Question

The heat of hydration of $ C{{r}^{2+}} $ ion is $ 460\text{ }Kcal/mole. $ For $ {{\left[ Cr{{\left( {{H}_{2}}O \right)}_{6}} \right]}^{2+}} $ $ {{\Delta }_{0}}=13900\text{ }c{{m}^{-1}}. $ What heat of hydration would be, if there were no crystal field stabilization energy?
(A) $ -436Kcal/mole. $
(B) $ -245Kcal/mole. $
(C) $ -420Kcal/mole. $
(D) $ +436 Kcal/mole. $

Answer 1

Hint: We know that the octahedral complexes are formed in the element in which there is the presence of d-orbital or we can say that in octahedral complexes, there is the involvement of d-orbitals.

Complete answer:
As we know that the crystal field stabilization energy so that the crystal field stabilization energy is the energy of electronic configuration in the ligand field - Electronic configuration in the isotropic field. Complexes which have a higher number of unpaired electrons are called high spin complexes and the ones which have low number of unpaired electrons are called low spin complexes.
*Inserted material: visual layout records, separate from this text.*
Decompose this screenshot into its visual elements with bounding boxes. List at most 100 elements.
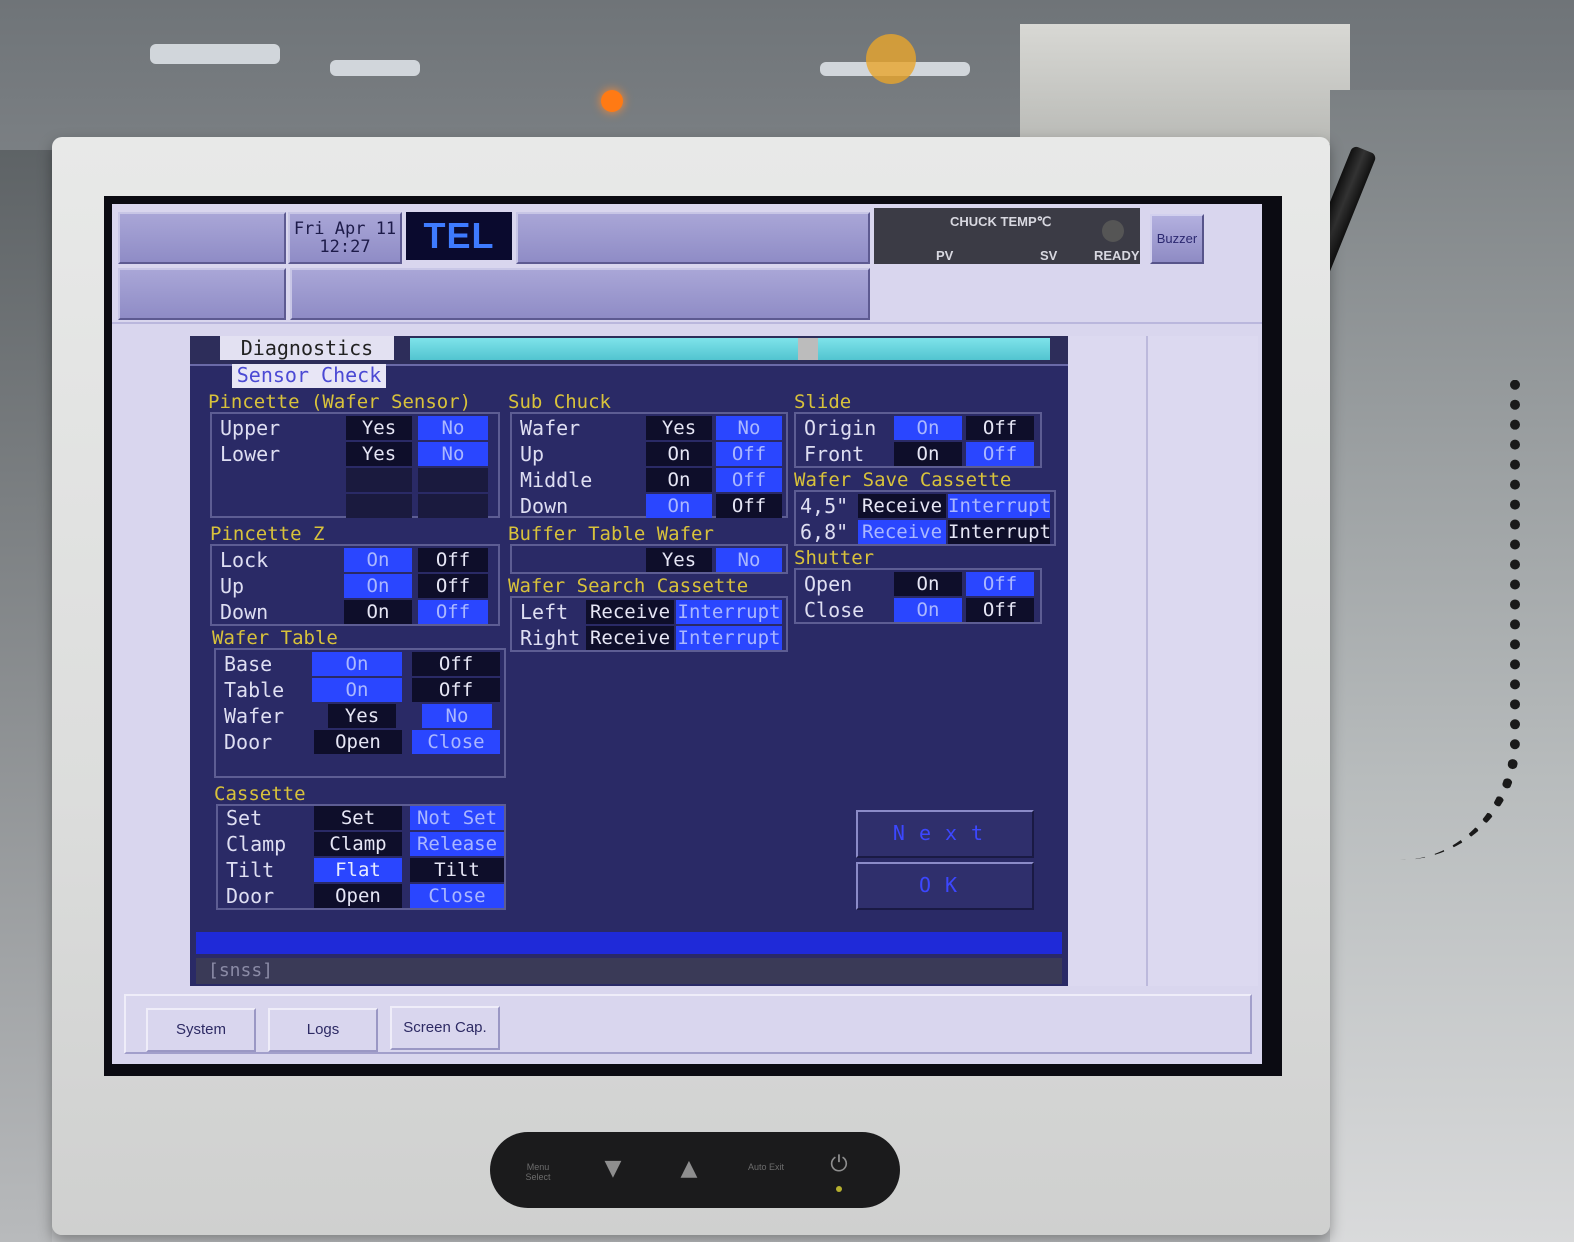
- row-label-clamp: Clamp: [226, 832, 287, 856]
- 6-8-interrupt-indicator[interactable]: Interrupt: [948, 520, 1051, 544]
- ok-button[interactable]: OK: [856, 862, 1034, 910]
- tab-sensor-check[interactable]: Sensor Check: [232, 364, 386, 388]
- sub-up-on-indicator[interactable]: On: [646, 442, 712, 466]
- ceiling-light: [150, 44, 280, 64]
- up-arrow-icon[interactable]: ▲: [674, 1156, 704, 1181]
- flat-indicator[interactable]: Flat: [314, 858, 402, 882]
- touchscreen-display: Fri Apr 11 12:27 TEL CHUCK TEMP℃ PV SV R…: [112, 204, 1262, 1064]
- power-led-indicator: [836, 1186, 842, 1192]
- shutter-close-off-indicator[interactable]: Off: [966, 598, 1034, 622]
- next-button[interactable]: Next: [856, 810, 1034, 858]
- tab-diagnostics[interactable]: Diagnostics: [220, 336, 394, 360]
- front-off-indicator[interactable]: Off: [966, 442, 1034, 466]
- table-on-indicator[interactable]: On: [312, 678, 402, 702]
- section-title-shutter: Shutter: [794, 547, 875, 569]
- pv-label: PV: [936, 248, 954, 263]
- tilt-indicator[interactable]: Tilt: [410, 858, 504, 882]
- lower-yes-indicator[interactable]: Yes: [346, 442, 412, 466]
- sub-middle-off-indicator[interactable]: Off: [716, 468, 782, 492]
- row-label-up: Up: [220, 574, 245, 598]
- up-on-indicator[interactable]: On: [344, 574, 412, 598]
- section-title-buffer-table-wafer: Buffer Table Wafer: [508, 523, 714, 545]
- left-interrupt-indicator[interactable]: Interrupt: [676, 600, 782, 624]
- date-text: Fri Apr 11: [293, 219, 397, 239]
- section-title-pincette-z: Pincette Z: [210, 523, 325, 545]
- right-interrupt-indicator[interactable]: Interrupt: [676, 626, 782, 650]
- logs-button[interactable]: Logs: [268, 1008, 378, 1052]
- row-label-tilt: Tilt: [226, 858, 275, 882]
- status-bar: [196, 932, 1062, 954]
- 6-8-receive-indicator[interactable]: Receive: [858, 520, 946, 544]
- header-divider: [112, 322, 1262, 324]
- menu-select-button[interactable]: Menu Select: [518, 1162, 558, 1182]
- buffer-yes-indicator[interactable]: Yes: [646, 548, 712, 572]
- power-icon[interactable]: ⏻: [824, 1152, 854, 1177]
- door-close-indicator[interactable]: Close: [412, 730, 500, 754]
- origin-on-indicator[interactable]: On: [894, 416, 962, 440]
- down-off-indicator[interactable]: Off: [418, 600, 488, 624]
- background-equipment: [1020, 24, 1350, 144]
- lower-no-indicator[interactable]: No: [418, 442, 488, 466]
- auto-exit-button[interactable]: Auto Exit: [746, 1162, 786, 1172]
- section-title-pincette-wafer-sensor: Pincette (Wafer Sensor): [208, 391, 472, 413]
- door-open-indicator[interactable]: Open: [314, 730, 402, 754]
- row-label-origin: Origin: [804, 416, 877, 440]
- section-title-slide: Slide: [794, 391, 852, 413]
- base-on-indicator[interactable]: On: [312, 652, 402, 676]
- row-label-down: Down: [220, 600, 269, 624]
- up-off-indicator[interactable]: Off: [418, 574, 488, 598]
- command-input[interactable]: [snss]: [196, 958, 1062, 984]
- upper-yes-indicator[interactable]: Yes: [346, 416, 412, 440]
- right-receive-indicator[interactable]: Receive: [586, 626, 674, 650]
- clamp-indicator[interactable]: Clamp: [314, 832, 402, 856]
- shutter-open-off-indicator[interactable]: Off: [966, 572, 1034, 596]
- lock-on-indicator[interactable]: On: [344, 548, 412, 572]
- not-set-indicator[interactable]: Not Set: [410, 806, 504, 830]
- sub-wafer-no-indicator[interactable]: No: [716, 416, 782, 440]
- row-label-4-5-inch: 4,5": [800, 494, 849, 518]
- upper-no-indicator[interactable]: No: [418, 416, 488, 440]
- sub-wafer-yes-indicator[interactable]: Yes: [646, 416, 712, 440]
- front-on-indicator[interactable]: On: [894, 442, 962, 466]
- 4-5-receive-indicator[interactable]: Receive: [858, 494, 946, 518]
- buzzer-button[interactable]: Buzzer: [1150, 214, 1204, 264]
- section-title-wafer-table: Wafer Table: [212, 627, 338, 649]
- row-label-sub-down: Down: [520, 494, 569, 518]
- buffer-table-wafer-box: Yes No: [510, 544, 788, 574]
- sub-down-off-indicator[interactable]: Off: [716, 494, 782, 518]
- origin-off-indicator[interactable]: Off: [966, 416, 1034, 440]
- progress-strip-left: [410, 338, 798, 360]
- row-label-cassette-door: Door: [226, 884, 275, 908]
- tel-logo: TEL: [406, 212, 512, 260]
- row-label-table: Table: [224, 678, 285, 702]
- cassette-door-open-indicator[interactable]: Open: [314, 884, 402, 908]
- section-title-cassette: Cassette: [214, 783, 306, 805]
- row-label-left: Left: [520, 600, 569, 624]
- lock-off-indicator[interactable]: Off: [418, 548, 488, 572]
- table-off-indicator[interactable]: Off: [412, 678, 500, 702]
- set-indicator[interactable]: Set: [314, 806, 402, 830]
- left-receive-indicator[interactable]: Receive: [586, 600, 674, 624]
- wafer-save-cassette-box: 4,5" Receive Interrupt 6,8" Receive Inte…: [794, 490, 1056, 546]
- shutter-open-on-indicator[interactable]: On: [894, 572, 962, 596]
- cassette-door-close-indicator[interactable]: Close: [410, 884, 504, 908]
- shutter-close-on-indicator[interactable]: On: [894, 598, 962, 622]
- progress-strip-marker: [798, 338, 818, 360]
- sub-up-off-indicator[interactable]: Off: [716, 442, 782, 466]
- screen-cap-button[interactable]: Screen Cap.: [390, 1006, 500, 1050]
- sub-middle-on-indicator[interactable]: On: [646, 468, 712, 492]
- release-indicator[interactable]: Release: [410, 832, 504, 856]
- base-off-indicator[interactable]: Off: [412, 652, 500, 676]
- empty-indicator: [418, 494, 488, 518]
- orange-beacon: [866, 34, 916, 84]
- sub-down-on-indicator[interactable]: On: [646, 494, 712, 518]
- down-arrow-icon[interactable]: ▼: [598, 1156, 628, 1181]
- chuck-temp-panel: CHUCK TEMP℃ PV SV READY: [874, 208, 1140, 264]
- system-button[interactable]: System: [146, 1008, 256, 1052]
- wafer-yes-indicator[interactable]: Yes: [328, 704, 396, 728]
- buffer-no-indicator[interactable]: No: [716, 548, 782, 572]
- down-on-indicator[interactable]: On: [344, 600, 412, 624]
- 4-5-interrupt-indicator[interactable]: Interrupt: [948, 494, 1051, 518]
- monitor-control-strip: Menu Select ▼ ▲ Auto Exit ⏻: [490, 1132, 900, 1208]
- wafer-no-indicator[interactable]: No: [422, 704, 492, 728]
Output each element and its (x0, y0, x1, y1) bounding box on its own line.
Most of the time, high spin complexes have weak field ligands and hence their splitting energy has lower value.
Conversely, low spin complexes have strong field ligands and hence have a higher value of splitting energy. Also, it must be noted that when the ligand is high spin complex then the pairing of the electron will occur and when the ligand is low spin complex then first the pairing of an electron in a set will occur then the electron will move into the orbital. The possibility to make a mistake is that you may use the crystal field splitting energy formula for tetrahedral, not octahedral. But all the compounds are octahedral so do not confuse between them and for $ {{\left[ Cr{{\left( {{H}_{2}}O \right)}_{6}} \right]}^{2+}}=-0.6{{\Delta }_{0}} $ thus, the experimental value $ - $ calculated value is (i.e., $ -24Kcal/mole $ )
So, the Heat of hydration is $ 460-24=436 Kcal/mol. $
Therefore, the correct answer is option D.

Note:
Remember that the splitting pattern in each complex compound is octahedral. If a strong field ligand is present, then back pairing will take place and splitting energy can never be zero, since no electron can go into orbitals.